4x + 6 = 18 Which equation has the same solution as the given equation?...

1. TRANSLATE the problem information

• Given equation: \(\mathrm{4x + 6 = 18}\)
• Need to find: Which equation has the same solution

2. INFER the approach

• Since we want the same solution, we need an equivalent equation
• Equivalent equations are created by performing the same valid operation to both sides
• The goal is to isolate the 4x term on one side

3. SIMPLIFY by applying properties of equality

• Start with: \(\mathrm{4x + 6 = 18}\)
• Subtract 6 from both sides: \(\mathrm{4x + 6 - 6 = 18 - 6}\)
• Simplify the arithmetic: \(\mathrm{4x = 12}\)

4. INFER the final answer

• The equation \(\mathrm{4x = 12}\) is equivalent to our original equation
• Looking at the choices, this matches Choice C

Answer: C. 4x = 12

Why Students Usually Falter on This Problem

Most Common Error Path:

Weak SIMPLIFY execution: Students perform the wrong operation instead of subtraction

Instead of subtracting 6 from both sides, they might:

• Add 6 to both sides:
  \(\mathrm{4x + 6 + 6 = 18 + 6}\)
  \(\mathrm{4x = 30}\) (not among choices, leads to confusion)
• Add 6 to the right side only:
  \(\mathrm{4x + 6 = 18 + 6}\)
  \(\mathrm{4x + 6 = 24}\)
  \(\mathrm{4x = 18}\) (still not matching choices)

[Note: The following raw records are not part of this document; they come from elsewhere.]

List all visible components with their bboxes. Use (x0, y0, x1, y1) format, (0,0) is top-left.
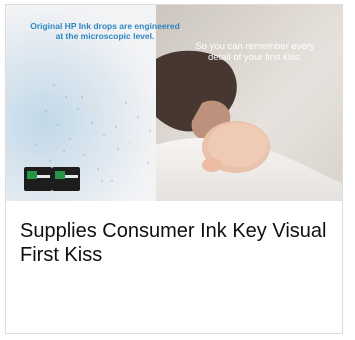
asset-card[interactable]: Original HP Ink drops are engineered at … (5, 4, 343, 334)
card-image[interactable]: Original HP Ink drops are engineered at … (6, 5, 342, 201)
image-overlay-left-text: Original HP Ink drops are engineered at … (30, 21, 180, 41)
card-title[interactable]: Supplies Consumer Ink Key Visual First K… (20, 219, 330, 267)
image-overlay-right-text: So you can remember every detail of your… (195, 41, 315, 63)
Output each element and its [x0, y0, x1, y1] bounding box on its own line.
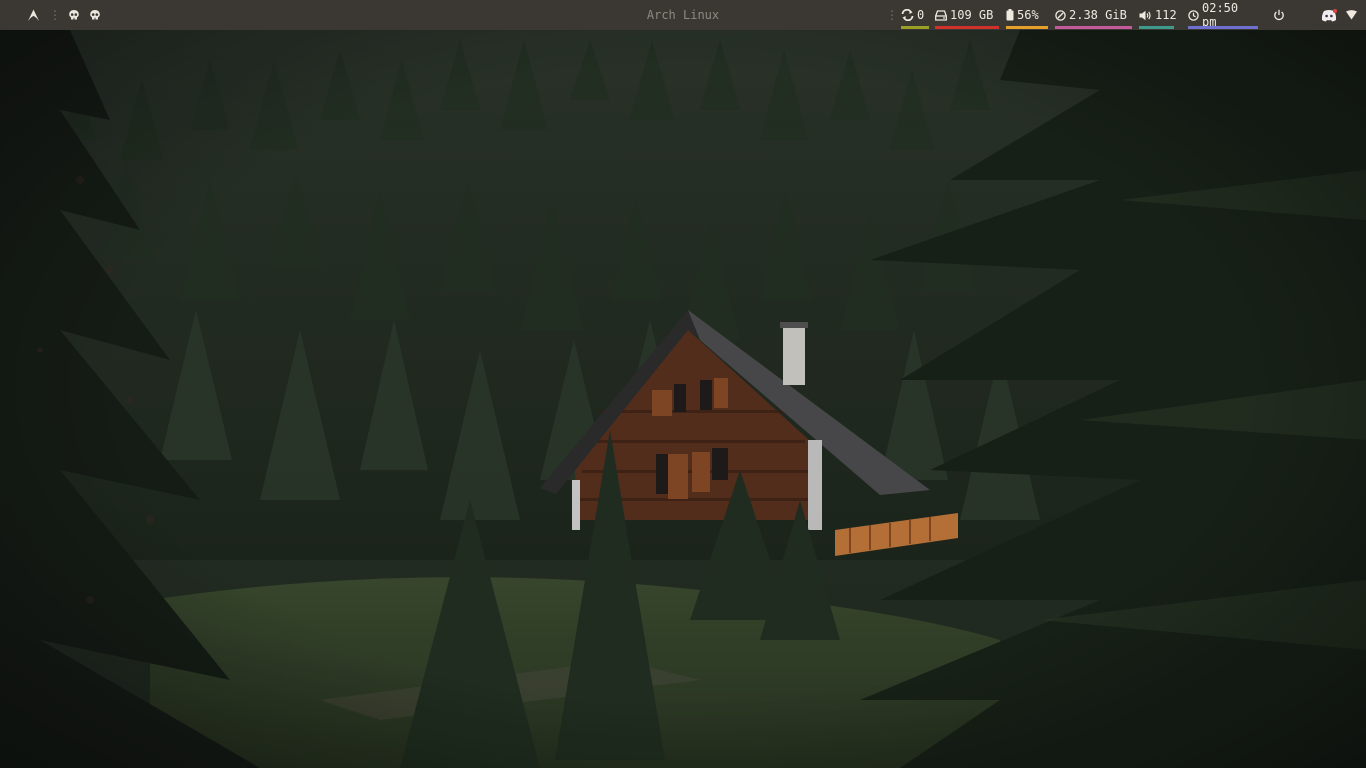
memory-gauge-icon [1055, 9, 1066, 21]
arch-launcher-icon[interactable] [27, 0, 40, 30]
speaker-icon [1139, 10, 1152, 21]
battery-percent: 56% [1017, 8, 1039, 22]
power-icon[interactable] [1273, 0, 1285, 30]
disk-free: 109 GB [950, 8, 994, 22]
clock-underline [1188, 26, 1258, 29]
discord-icon[interactable] [1321, 0, 1337, 30]
wallpaper-forest-cabin [0, 0, 1366, 768]
clock-module[interactable]: 02:50 pm [1188, 0, 1258, 30]
workspace-1-skull-icon[interactable] [68, 0, 80, 30]
top-panel: ⋮ Arch Linux ⋮ 0 109 GB 56% 2.38 GiB 112… [0, 0, 1366, 30]
refresh-icon [901, 9, 914, 21]
disk-module[interactable]: 109 GB [935, 0, 999, 30]
wifi-icon[interactable] [1346, 0, 1357, 30]
battery-underline [1006, 26, 1048, 29]
updates-underline [901, 26, 929, 29]
volume-underline [1139, 26, 1174, 29]
clock-time: 02:50 pm [1202, 1, 1239, 29]
memory-underline [1055, 26, 1132, 29]
updates-module[interactable]: 0 [901, 0, 929, 30]
separator: ⋮ [49, 8, 61, 22]
volume-level: 112 [1155, 8, 1177, 22]
disk-underline [935, 26, 999, 29]
harddisk-icon [935, 9, 947, 21]
volume-module[interactable]: 112 [1139, 0, 1177, 30]
battery-icon [1006, 9, 1014, 21]
memory-used: 2.38 GiB [1069, 8, 1127, 22]
clock-icon [1188, 9, 1199, 21]
separator: ⋮ [886, 8, 898, 22]
memory-module[interactable]: 2.38 GiB [1055, 0, 1132, 30]
updates-count: 0 [917, 8, 925, 22]
workspace-2-skull-icon[interactable] [89, 0, 101, 30]
desktop: ⋮ Arch Linux ⋮ 0 109 GB 56% 2.38 GiB 112… [0, 0, 1366, 768]
battery-module[interactable]: 56% [1006, 0, 1048, 30]
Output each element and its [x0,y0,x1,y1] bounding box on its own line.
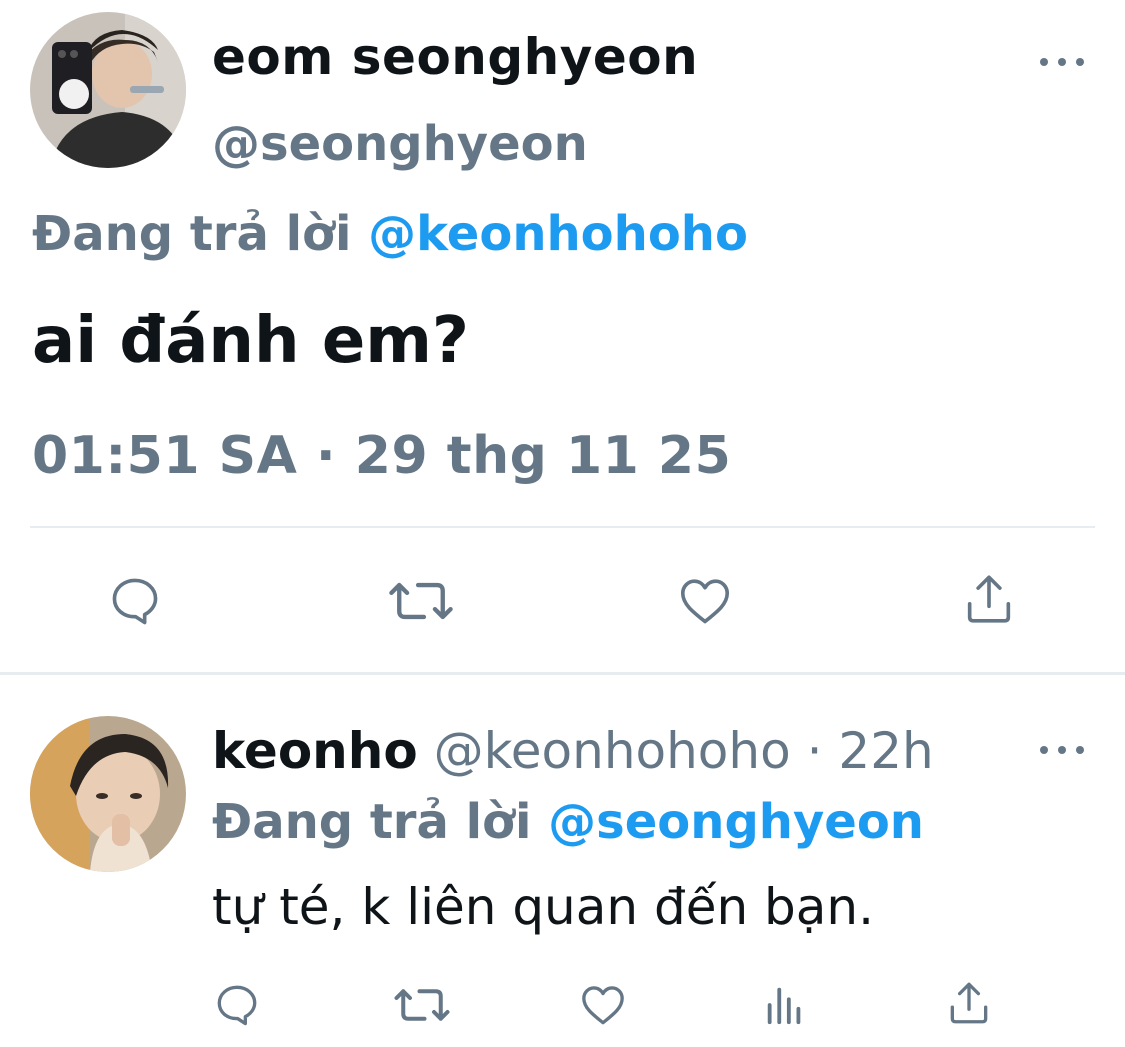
share-icon[interactable] [944,978,994,1028]
retweet-icon[interactable] [386,572,456,630]
replying-to-line: Đang trả lời @seonghyeon [212,794,924,850]
author-handle[interactable]: @seonghyeon [212,116,588,172]
reply-author-name[interactable]: keonho [212,722,418,780]
like-icon[interactable] [676,572,734,630]
analytics-icon[interactable] [762,982,808,1028]
like-icon[interactable] [578,980,628,1030]
reply-author-avatar[interactable] [30,716,186,872]
replying-prefix: Đang trả lời [32,206,352,262]
more-options-icon[interactable] [1040,52,1084,72]
reply-tweet-text: tự té, k liên quan đến bạn. [212,878,875,936]
reply-author-handle[interactable]: @keonhohoho [434,722,791,780]
replying-prefix: Đang trả lời [212,794,532,850]
section-separator [0,672,1125,675]
share-icon[interactable] [960,570,1018,628]
tweet-text: ai đánh em? [32,304,470,378]
tweet-timestamp[interactable]: 01:51 SA · 29 thg 11 25 [32,426,731,486]
author-name[interactable]: eom seonghyeon [212,28,698,86]
header-separator: · [806,722,823,780]
author-avatar[interactable] [30,12,186,168]
reply-time-ago[interactable]: 22h [838,722,933,780]
more-options-icon[interactable] [1040,740,1084,760]
replying-to-line: Đang trả lời @keonhohoho [32,206,748,262]
replying-to-mention[interactable]: @keonhohoho [368,206,748,262]
avatar-photo [30,716,186,872]
replying-to-mention[interactable]: @seonghyeon [548,794,924,850]
reply-header: keonho @keonhohoho · 22h [212,722,934,780]
reply-icon[interactable] [106,572,164,630]
divider [30,526,1095,528]
retweet-icon[interactable] [392,980,452,1030]
avatar-photo [30,12,186,168]
reply-icon[interactable] [212,980,262,1030]
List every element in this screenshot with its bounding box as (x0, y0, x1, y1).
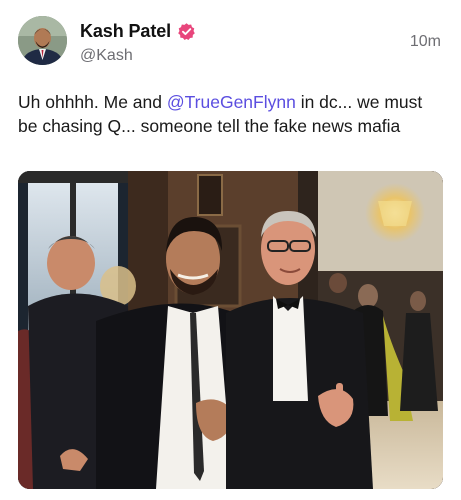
mention-link[interactable]: @TrueGenFlynn (167, 92, 296, 112)
post-text: Uh ohhhh. Me and @TrueGenFlynn in dc... … (18, 90, 443, 138)
photo-image (18, 171, 443, 489)
avatar-image (18, 16, 67, 65)
author-name-row: Kash Patel (80, 21, 196, 42)
author-handle[interactable]: @Kash (80, 47, 133, 65)
post-text-part: Uh ohhhh. Me and (18, 92, 167, 112)
post-photo[interactable] (18, 171, 443, 489)
author-avatar[interactable] (18, 16, 67, 65)
post-card[interactable]: Kash Patel @Kash 10m Uh ohhhh. Me and @T… (0, 0, 461, 500)
post-timestamp: 10m (409, 33, 441, 50)
author-display-name[interactable]: Kash Patel (80, 21, 171, 42)
verified-badge-icon (177, 22, 196, 41)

More commonly, they add 6 and 18: \(\mathrm{4x = 24}\), leading them to select Choice B (\(\mathrm{4x = 24}\))

Second Most Common Error:

Conceptual confusion about operations: Students multiply instead of subtract

They see \(\mathrm{4x + 6 = 18}\) and think they should multiply \(\mathrm{18 \times 6 = 108}\), leading them to select Choice A (\(\mathrm{4x = 108}\))

The Bottom Line:

This problem tests whether students can systematically apply inverse operations to create equivalent equations. The key insight is recognizing that "undoing" the +6 requires subtracting 6 from both sides.